IA et résurrection numérique : comment naît cette technologie mortuaire

Le documentaire explore une forme d’intelligence artificielle capable de recréer virtuellement la personnalité d’une personne décédée à partir de ses traces numériques. Le service évoqué est Project December, qui analyse messages, photos et vidéos pour générer des réponses qui imitent le défunt.

Pour lancer le récit, une question est posée : « Si vous aviez la possibilité de parler à une personne morte que vous aimez, est-ce que vous le feriez ? » et Christi Angel, Américaine d’une trentaine d’années, affirme avoir tenté l’expérience : « Je l’ai fait ».

Le simulateur s’appuie sur les données numériques laissées par la personne afin de produire des échanges qui imitent son style et son comportement.

Malgré la prise de conscience qu’il dialoguait avec un robot, Christi Angel est profondément bouleversée par le résultat: lorsqu’elle lui demande où se trouve le défunt, le simulateur répond : « en enfer ». Cette réponse l’effraie et la pousse à évoquer une possible possession, selon ses mots.

Des expériences contrastées à travers le monde

À l’inverse, d’autres utilisateurs dans divers pays trouvent un réconfort réel dans ces conversations. Joshua Barbeau, Canadien dont la fiancée est décédée peu avant leur mariage, décrit le moment où le simulateur de Jessica a semblé lui offrir « un cadeau » et soulager un fardeau qui pesait sur lui depuis longtemps.

Le film évoque aussi des échanges où le simulateur affirme des informations rassurantes, comme lorsqu’il répond à des annonces de diplôme ou à des messages destinés à des proches.

Une séquence marquante et ses conséquences émotionnelles

Une séquence de réalité virtuelle montrant une mère retrouvant sa fille décédée a provoqué un tollé et des millions de visionnements en Corée du Sud. La mère, Jang Ji-sung, revient sur la douleur d’avoir pu parler à sa fille pour la dernière fois afin de la « gronder », et explique ressentir avec l’aide de la réalité virtuelle un soulagement partiel de ce fardeau.
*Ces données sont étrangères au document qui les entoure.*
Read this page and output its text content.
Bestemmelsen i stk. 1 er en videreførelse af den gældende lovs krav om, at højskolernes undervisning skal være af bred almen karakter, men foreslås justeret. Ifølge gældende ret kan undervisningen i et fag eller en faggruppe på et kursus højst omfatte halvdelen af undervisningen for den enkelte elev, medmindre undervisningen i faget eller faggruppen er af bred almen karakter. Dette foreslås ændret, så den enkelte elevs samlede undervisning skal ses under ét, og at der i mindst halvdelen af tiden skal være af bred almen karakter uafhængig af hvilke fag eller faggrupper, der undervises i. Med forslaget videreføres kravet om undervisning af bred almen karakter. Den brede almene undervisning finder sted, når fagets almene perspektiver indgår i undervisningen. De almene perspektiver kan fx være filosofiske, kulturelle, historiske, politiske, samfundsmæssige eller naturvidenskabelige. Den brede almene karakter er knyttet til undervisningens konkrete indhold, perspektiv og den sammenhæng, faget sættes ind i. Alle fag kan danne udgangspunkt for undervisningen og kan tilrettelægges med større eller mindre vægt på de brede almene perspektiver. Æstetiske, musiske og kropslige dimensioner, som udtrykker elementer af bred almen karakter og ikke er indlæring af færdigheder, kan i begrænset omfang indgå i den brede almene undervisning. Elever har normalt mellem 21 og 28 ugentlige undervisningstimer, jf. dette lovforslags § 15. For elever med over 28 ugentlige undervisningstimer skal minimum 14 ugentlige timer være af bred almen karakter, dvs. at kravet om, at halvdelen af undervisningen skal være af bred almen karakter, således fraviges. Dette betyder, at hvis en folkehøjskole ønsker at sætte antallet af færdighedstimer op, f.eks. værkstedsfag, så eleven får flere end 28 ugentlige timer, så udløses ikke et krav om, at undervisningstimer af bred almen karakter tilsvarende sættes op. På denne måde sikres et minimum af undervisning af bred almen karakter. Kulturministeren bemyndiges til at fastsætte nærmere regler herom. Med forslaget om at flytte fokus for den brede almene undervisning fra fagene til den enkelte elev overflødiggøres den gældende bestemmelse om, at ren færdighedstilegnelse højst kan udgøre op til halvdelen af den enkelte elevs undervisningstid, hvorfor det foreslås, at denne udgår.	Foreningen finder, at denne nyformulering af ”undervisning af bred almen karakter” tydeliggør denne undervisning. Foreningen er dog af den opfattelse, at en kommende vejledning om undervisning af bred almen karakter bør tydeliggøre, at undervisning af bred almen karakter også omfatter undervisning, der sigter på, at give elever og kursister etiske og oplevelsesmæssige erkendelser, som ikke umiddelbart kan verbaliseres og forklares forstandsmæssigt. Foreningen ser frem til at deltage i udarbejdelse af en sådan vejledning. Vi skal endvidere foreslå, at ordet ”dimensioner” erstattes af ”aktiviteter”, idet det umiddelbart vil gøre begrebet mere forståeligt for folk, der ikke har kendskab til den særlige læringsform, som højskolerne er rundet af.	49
Les enjeux éthiques et la frontière du deuil

Les questionnements éthiques évoqués par le documentaire portent sur les risques de manipulation émotionnelle et d’exploitation commerciale du deuil. Selon des professionnels comme Rita Bonvin, l’intimité du chagrin et les blessures personnelles peuvent être exploitées par de telles technologies, ce qui soulève des limites morales importantes.

Rita Bonvin rappelle que, même si la technologie peut procurer un apaisement en faisant croire que l’on entend encore la voix du défunt, le deuil demeure un chemin à parcourir sans illusion. Elle souligne que parler de la mort et donner lieu à des espaces d’échange restent essentiels dans les sociétés occidentales.

Des gestes symboliques face à la perte

Le documentaire met en avant que le besoin de poursuivre la relation avec le disparu est compréhensible et légitime, mais que les gestes symboliques — écrire, dessiner, se rendre dans un lieu cher au défunt — fonctionnent souvent tout aussi bien, sans recourir à une IA. Selon Bonvin, ces pratiques peuvent permettre d’apaiser le chagrin et de réconcilier le deuil avec la vie courante.

Elle ajoute que l’apaisement ne passe pas nécessairement par la technologie et que chacun peut trouver « sa » manière de poursuivre le lien avec la personne disparue, que ce soit par l’écriture, le rite ou l’attention portée à son propre cœur.

Réflexions et diffusion

Le documentaire RTS « Avec toi pour toujours – De l’immortalité virtuelle » (2023), réalisé par Moritz Riesewieck et Hans Block, est disponible sur RTS Play jusqu’au 25 janvier 2026. Il s’inscrit dans une réflexion plus large sur les évolutions du deuil numérique et les limites de l’immortalité virtuelle.